You certainly wouldn't want to drink the local water at Bhopal. You might recognise the name (perhaps subconsciously) as being the site of he world's worst industrial disaster. On the night of the 2nd-3rd of December 1984 a pesticide manufacturing plant owned by Union Carbide, handily located close to the centre of town, leaked 40 tonnes of highly toxic Methyl Isocyanate gas onto he sleeping populace. The heavier-than-air gas rolled through the streets killing thousands upon thousands of unsuspecting civilians in the most horrific manner. Some 10-15 thousand died immediately or in the few days afterwards and a further 15-20 thousand or so have died since (just for comparison only 4 thousand people died, throughout Europe, due to the Chernobyl disaster) and hundreds of thousands have been left with permanent damage that is sometimes also passed onto their children. A horrific human tragedy whose memory, I feel, has been sullied by the actions of those responsible. Not only has the toxic waste not been properly cleared up yet, over 25 years later! but Union Carbide (and Dow Chemical who later bought them) continue to wash their hands of blame and responsibility despite mountains of evidence to the contrary (to see their attempts at explaining the manslaughter of thousands of innocents check out their website). They very quickly agreed to an out of court settlement with the Indian government for less than $500 million and decided that that absolved them of everything. Quite a sum one might say, but if one considers that Libya was forced to fork out $2.2 billion for the deaths of 270 people caused by he Lockerbie bombing it equates to Western lives being worth more than 100 Indian ones. OK, a bit simplistic perhaps, but it does seem to me, from reading the news and such, that that is the general modus operandi of the West.

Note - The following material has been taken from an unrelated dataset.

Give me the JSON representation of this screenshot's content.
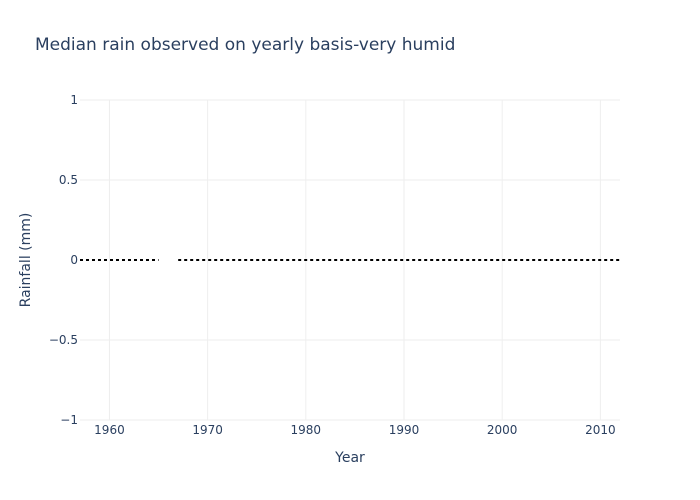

Despite this rather sorry recent history, the past of Bhopal and its surroundings is far greater. The first traces of human culture in the Subcontinent can be found at the rock shelters of Bhimbetka (which, incidentally, sounds like the word for "little bimbo" in Czech (I have noticed that of late I'm choosing my destinations based, at least partly, on my liking of the name)). They may not be great works of art, but the setting is stunning and you can see that even back in the Stone Age people had a sense of humour as one picture of a giant water buffalo chasing a poor stick figure ably demonstrates.

Equally close to town are the remains of one of the first Buddhist monasteries ever built, at Sanchi, on a low hill overlooking a peacefully empty valley. The carvings and statues, despite being over 2,000 years old, are magnificently lifelike and full of grace. Among them is the 4-lion capitol that has become the emblem of India and is found on all their coins and banknotes.